By | June 9, 2026

Uterine fibroids (also called leiomyomas) are benign, noncancerous tumors that arise from smooth muscle cells within the uterus. They are among the most common gynecologic conditions affecting women of reproductive age, and their prevalence increases with age. Many individuals have fibroids without ever developing noticeable symptoms; others experience symptoms driven by fibroid location, number, size, and effects on uterine anatomy and blood flow. Understanding fibroid biology and the clinical symptom spectrum is critical because persistent abnormal uterine bleeding or pelvic pressure can substantially impair quality of life and may require timely evaluation.

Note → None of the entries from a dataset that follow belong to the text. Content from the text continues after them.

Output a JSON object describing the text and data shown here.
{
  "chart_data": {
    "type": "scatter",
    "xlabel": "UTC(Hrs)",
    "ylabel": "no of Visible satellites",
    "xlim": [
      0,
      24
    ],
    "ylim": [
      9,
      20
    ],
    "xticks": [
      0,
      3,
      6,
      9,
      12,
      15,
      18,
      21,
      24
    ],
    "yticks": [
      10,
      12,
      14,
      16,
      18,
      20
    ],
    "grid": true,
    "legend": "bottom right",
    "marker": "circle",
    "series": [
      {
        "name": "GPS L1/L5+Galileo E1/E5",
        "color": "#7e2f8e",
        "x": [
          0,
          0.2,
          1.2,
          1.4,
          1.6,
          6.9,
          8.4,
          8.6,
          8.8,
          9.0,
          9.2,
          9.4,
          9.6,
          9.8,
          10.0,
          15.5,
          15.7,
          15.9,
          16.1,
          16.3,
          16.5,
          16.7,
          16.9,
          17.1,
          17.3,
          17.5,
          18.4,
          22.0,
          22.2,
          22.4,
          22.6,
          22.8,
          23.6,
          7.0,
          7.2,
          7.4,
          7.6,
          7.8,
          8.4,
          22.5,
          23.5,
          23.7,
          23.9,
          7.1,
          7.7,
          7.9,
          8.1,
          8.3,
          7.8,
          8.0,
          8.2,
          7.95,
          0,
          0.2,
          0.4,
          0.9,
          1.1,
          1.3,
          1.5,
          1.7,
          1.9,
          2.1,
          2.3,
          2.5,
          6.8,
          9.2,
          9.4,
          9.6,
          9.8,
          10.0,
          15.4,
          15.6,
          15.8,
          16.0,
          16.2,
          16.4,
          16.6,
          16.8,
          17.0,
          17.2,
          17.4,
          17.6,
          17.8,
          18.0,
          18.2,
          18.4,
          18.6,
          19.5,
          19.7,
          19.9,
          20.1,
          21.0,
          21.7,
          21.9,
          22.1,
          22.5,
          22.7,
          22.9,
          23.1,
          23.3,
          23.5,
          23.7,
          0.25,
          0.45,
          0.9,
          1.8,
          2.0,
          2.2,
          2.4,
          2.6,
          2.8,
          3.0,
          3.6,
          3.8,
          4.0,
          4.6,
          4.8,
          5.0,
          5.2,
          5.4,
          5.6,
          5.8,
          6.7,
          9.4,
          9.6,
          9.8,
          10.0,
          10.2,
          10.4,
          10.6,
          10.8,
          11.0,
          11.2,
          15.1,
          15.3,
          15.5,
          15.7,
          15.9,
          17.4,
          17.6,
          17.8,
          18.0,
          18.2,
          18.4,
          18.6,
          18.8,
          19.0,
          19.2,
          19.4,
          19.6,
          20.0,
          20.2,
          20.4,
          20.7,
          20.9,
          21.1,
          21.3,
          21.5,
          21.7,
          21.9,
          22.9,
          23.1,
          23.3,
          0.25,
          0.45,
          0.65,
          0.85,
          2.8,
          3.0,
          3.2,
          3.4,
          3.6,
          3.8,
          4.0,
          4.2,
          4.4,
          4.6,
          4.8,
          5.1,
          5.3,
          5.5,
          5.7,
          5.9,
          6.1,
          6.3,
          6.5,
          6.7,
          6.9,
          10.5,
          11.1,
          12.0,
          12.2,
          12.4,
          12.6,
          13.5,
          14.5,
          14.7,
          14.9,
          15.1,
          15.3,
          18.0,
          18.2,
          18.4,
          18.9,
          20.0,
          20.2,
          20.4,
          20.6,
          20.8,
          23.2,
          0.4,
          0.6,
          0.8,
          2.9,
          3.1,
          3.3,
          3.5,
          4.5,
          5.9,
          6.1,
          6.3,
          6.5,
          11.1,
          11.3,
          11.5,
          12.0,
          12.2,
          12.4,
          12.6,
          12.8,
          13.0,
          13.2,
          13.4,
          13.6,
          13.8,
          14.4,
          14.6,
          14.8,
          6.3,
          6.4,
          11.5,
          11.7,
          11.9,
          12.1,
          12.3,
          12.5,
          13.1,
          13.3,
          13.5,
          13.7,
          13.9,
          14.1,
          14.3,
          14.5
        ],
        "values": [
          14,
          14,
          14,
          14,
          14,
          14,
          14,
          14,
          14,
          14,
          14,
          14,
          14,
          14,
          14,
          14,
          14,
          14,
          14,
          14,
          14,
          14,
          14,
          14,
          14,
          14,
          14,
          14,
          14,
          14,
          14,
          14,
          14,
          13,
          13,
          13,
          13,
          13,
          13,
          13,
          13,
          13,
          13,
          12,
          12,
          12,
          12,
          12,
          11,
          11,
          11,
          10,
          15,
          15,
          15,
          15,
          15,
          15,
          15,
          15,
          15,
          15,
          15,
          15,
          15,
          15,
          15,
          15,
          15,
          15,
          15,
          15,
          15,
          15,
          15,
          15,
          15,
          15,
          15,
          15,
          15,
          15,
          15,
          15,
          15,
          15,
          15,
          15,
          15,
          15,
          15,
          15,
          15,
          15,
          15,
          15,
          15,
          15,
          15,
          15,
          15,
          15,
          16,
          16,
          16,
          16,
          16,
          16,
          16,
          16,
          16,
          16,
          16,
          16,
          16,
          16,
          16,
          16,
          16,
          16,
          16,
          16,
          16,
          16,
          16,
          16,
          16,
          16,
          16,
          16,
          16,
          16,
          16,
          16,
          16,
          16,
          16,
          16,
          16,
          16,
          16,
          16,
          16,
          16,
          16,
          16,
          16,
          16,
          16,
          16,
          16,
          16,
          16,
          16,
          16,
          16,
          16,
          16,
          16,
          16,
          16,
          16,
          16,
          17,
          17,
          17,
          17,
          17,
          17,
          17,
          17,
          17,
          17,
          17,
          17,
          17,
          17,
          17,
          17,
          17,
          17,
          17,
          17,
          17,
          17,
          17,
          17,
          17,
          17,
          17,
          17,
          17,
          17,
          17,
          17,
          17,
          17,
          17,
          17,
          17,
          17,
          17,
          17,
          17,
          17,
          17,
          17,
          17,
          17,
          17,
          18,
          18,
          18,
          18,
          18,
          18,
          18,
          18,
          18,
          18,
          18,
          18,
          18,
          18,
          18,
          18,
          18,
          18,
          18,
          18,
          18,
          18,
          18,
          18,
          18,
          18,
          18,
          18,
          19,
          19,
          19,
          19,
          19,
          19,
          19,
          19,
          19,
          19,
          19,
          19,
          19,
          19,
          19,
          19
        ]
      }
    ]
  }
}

Pathophysiology centers on abnormal proliferation of uterine smooth muscle cells with an interplay of hormonal and genetic factors. Although fibroids are estrogen- and progesterone-responsive, they are not malignancies and do not become cancerous in most cases. Over time, local growth patterns can distort the uterine cavity or compress adjacent structures. The distribution of symptoms is often anatomical: submucosal fibroids (within or near the endometrial cavity) are more strongly associated with heavy or prolonged menstrual bleeding and fertility-related issues; intramural fibroids (within the uterine wall) may cause bulk-related symptoms and bleeding; subserosal fibroids (on the outer uterine surface) more often produce pressure symptoms such as urinary frequency or constipation due to mass effect. Pedunculated fibroids can cause pain or torsion-like episodes when they rotate.

The symptom profile commonly includes heavy menstrual bleeding (menorrhagia), irregular bleeding (intermenstrual spotting), pelvic pressure or fullness, and menstrual-related cramping. Some patients report symptoms that appear disproportionate to visible uterine size, reflecting the functional impact of the tumor(s) on endometrium and uterine contractility. Iron-deficiency anemia can occur when chronic blood loss exceeds iron intake, leading to fatigue, weakness, and exertional dyspnea. Bulk symptoms are also typical: urinary frequency, urgency, incomplete bladder emptying, and constipation or backache can reflect compression of the bladder, ureters, or rectum.

Risk factors include increasing age, family history, early onset of menstruation, and exposure to higher lifetime estrogen levels. Protective factors and modifying influences may include pregnancy history and certain hormonal patterns; however, individual risk varies. While fibroids are generally asymptomatic, clinicians should maintain a high index of suspicion in patients with new or worsening abnormal uterine bleeding, pelvic pressure, or anemia.

Diagnosis usually begins with history and physical examination, followed by imaging. Pelvic ultrasound is typically first-line because it can distinguish fibroid morphology and location and estimate size. Transvaginal ultrasound may improve resolution, particularly for submucosal lesions. Magnetic resonance imaging (MRI) is sometimes used when ultrasound findings are limited, when surgical planning is complex, or when differentiating fibroids from other uterine pathologies. Laboratory evaluation may include a complete blood count to assess anemia and, in select cases, additional tests to exclude bleeding disorders or other etiologies.

Management depends on symptom severity, patient preferences, age, desire for future fertility, and fibroid characteristics. For mild symptoms, watchful waiting with periodic monitoring can be appropriate because some fibroids shrink after menopause. Medical therapy aims to control bleeding and pain. Options may include hormonal treatments such as progestin-based regimens and combined hormonal methods, as well as gonadotropin-releasing hormone (GnRH) agonists or antagonists for temporizing shrinkage in selected scenarios. Antifibrinolytic therapy can reduce menstrual blood loss in some patients. Pain management may incorporate nonsteroidal anti-inflammatory drugs for dysmenorrhea-like symptoms.

For persistent symptoms, procedural and surgical approaches offer definitive or durable outcomes. Myomectomy removes fibroids while preserving the uterus and may be considered for those seeking fertility. Hysterectomy provides the most complete resolution of bleeding and bulk symptoms for patients who do not desire future uterine preservation. Minimally invasive alternatives include uterine artery embolization, which reduces fibroid blood supply, and focused ultrasound (MRI-guided) in appropriate candidates. Endometrial ablation is generally reserved for specific cases and is not suitable for patients with concerns about future pregnancy.

Evidence-based counseling should address the natural history and expected response to therapy. Fibroid size and symptoms may fluctuate, and treatment selection requires shared decision-making. Patients should be advised to seek medical care when abnormal uterine bleeding becomes heavy, prolonged, or progressively worsening; when pelvic pressure interferes with daily function; or when symptoms suggest anemia (such as fatigue and dizziness).

In summary, uterine fibroids are common benign uterine smooth muscle tumors with symptom patterns strongly influenced by location and size. Although many women remain asymptomatic, a significant subset experience heavy bleeding, pelvic pressure, and anemia. Accurate diagnosis with pelvic imaging and individualized management—from watchful waiting and medical therapy to myomectomy, embolization, or hysterectomy—can improve outcomes and quality of life.